Parliamo di sole quattro misure introdotte dal basso nelle due battute iniziali. Il brano si sviluppa in una progressione che sembra non aver mai fine, una sorta di "perpetuum" dove l'incantevole melodia è vieppiù arricchita con ornamenti e abbellimenti che alla fine entrano nella sostanza del tema stesso, con un procedere erratico e dal sapore fortemente improvvisativo. Qui la formidabile "palette" coloristica del nostro pianista ha ottimo gioco nel sollevare quella vaporosa nube di divagazioni che contano proprio sulla timbrica dello strumento in tutte le sue possibili screziature. Non devono essere poche le "rogne" tecniche che pone questo brano, il quale obbliga l'esecutore a mantenere costantemente evanescenti le sonorità, perciò restringendo al massimo la fascia dinamica, cose che richiedono all'esecutore una grande sensibilità e garbatezza di tocco. Pure un accorto uso dei pedali assume grande importanza.

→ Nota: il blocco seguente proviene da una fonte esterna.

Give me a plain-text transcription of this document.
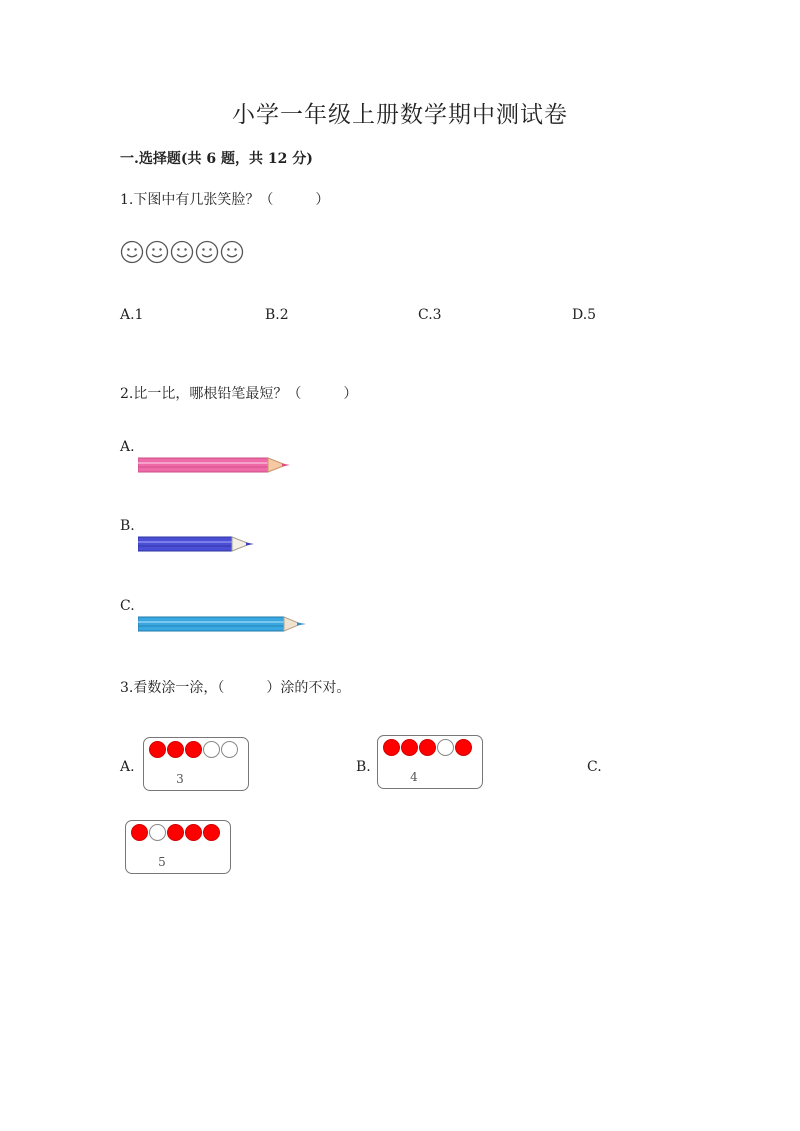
小学一年级上册数学期中测试卷
一.选择题(共 6 题，共 12 分)
1.下图中有几张笑脸？（　　　）
A.1	B.2	C.3	D.5
2.比一比，哪根铅笔最短？（　　　）
A.
B.
C.
3.看数涂一涂，（　　　）涂的不对。
A.	B.	C.
3	4
5
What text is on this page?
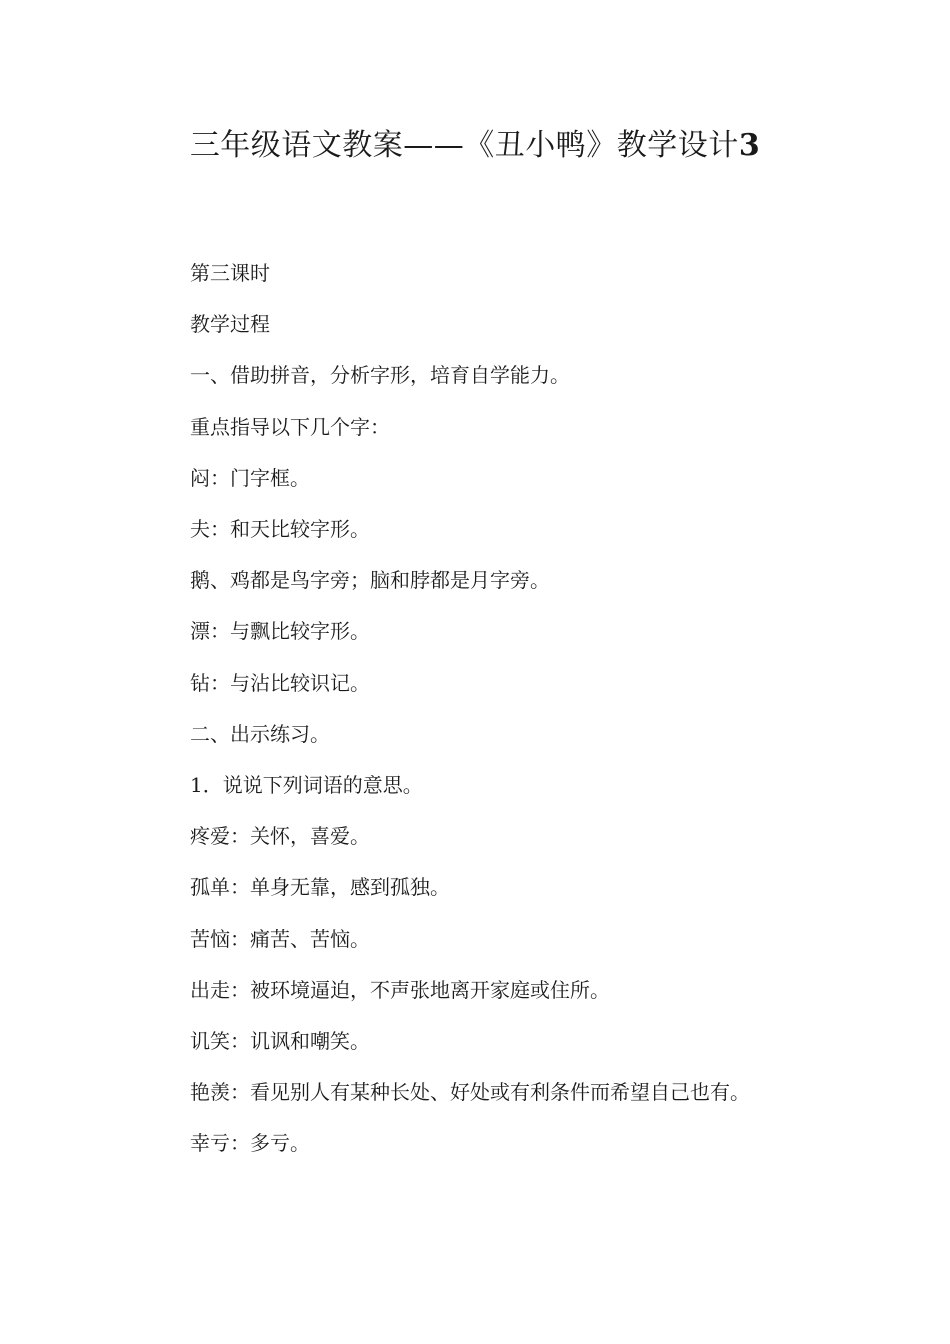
三年级语文教案——《丑小鸭》教学设计3

第三课时

教学过程

一、借助拼音，分析字形，培育自学能力。

重点指导以下几个字：

闷：门字框。

夫：和天比较字形。

鹅、鸡都是鸟字旁；脑和脖都是月字旁。

漂：与飘比较字形。

钻：与沾比较识记。

二、出示练习。

1．说说下列词语的意思。

疼爱：关怀，喜爱。

孤单：单身无靠，感到孤独。

苦恼：痛苦、苦恼。

出走：被环境逼迫，不声张地离开家庭或住所。

讥笑：讥讽和嘲笑。

艳羡：看见别人有某种长处、好处或有利条件而希望自己也有。

幸亏：多亏。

Veniamo investiti da un flusso di energia palpitante e in continua trasformazione nei tre Valzer dall'Op. 64, dove non c'è nemmeno l'ombra di un andamento pedestre e ritmicamente squadrato.

Ascoltando questo CD ho sovente ricevuto la sensazione che il segno scritto, per'altro rispettato dal pianista, diventi una sorta di pretesto dal quale attingere con grande libertà per dipingere a tutto tondo la complessa figura del compositore polacco. La sua poetica è posta costantemente al centro dell'attenzione, tutto il contorno dev'essere a questa funzionale. Il disco si conclude con il commiato della Mazurka in la minore, un pezzo oscillante tra malinconia e fierezza, dolore per la lontananza e orgoglio per le proprie origini. Di questo "Chopin Selon Chopin" non possiamo sottacere il considerevole carattere di "unicità" nell'attuale panorama discografico, con il fervente auspicio che il maestro Libetta sappia mantenere intatta un'ispirazione di tale elevatissima qualità. A beneficio nostro e della musica. Il CD è stato registrato nel luglio 2024 a Longomoso (BZ), uno Steinway & Sons Modello D. N. 582447 è il pianoforte utilizzato. Lo stesso Francesco Libetta ha curato l'editing della registrazione. La qualità audio è ottima e va in controtendenza per quel che concerne il posizionamento dei microfoni. L'odierno orientamento indica che questi siano posti molto vicini alle corde dello strumento, cosa che privilegia la cattura di ogni minima nuance ma, al contempo, appiattisce la prospettiva tridimensionale.

È una collocazione a mio parere alquanto stravagante, poichè si risolve in una specie di "realtà aumentata" e poi perché, molto semplicemente, nessun ascoltatore di un recital ha la possibilità di collocare la sua testa tra il coperchio e la tavola armonica di un pianoforte. Molto più opportuna appare dunque la scelta di ricreare l'acustica percepibile dalla prima o seconda fila di un auditorium. Quella senza meno più veritiera, conformemente alle desiderata di autenticità che questo disco persegue come se non ci fosse un domani.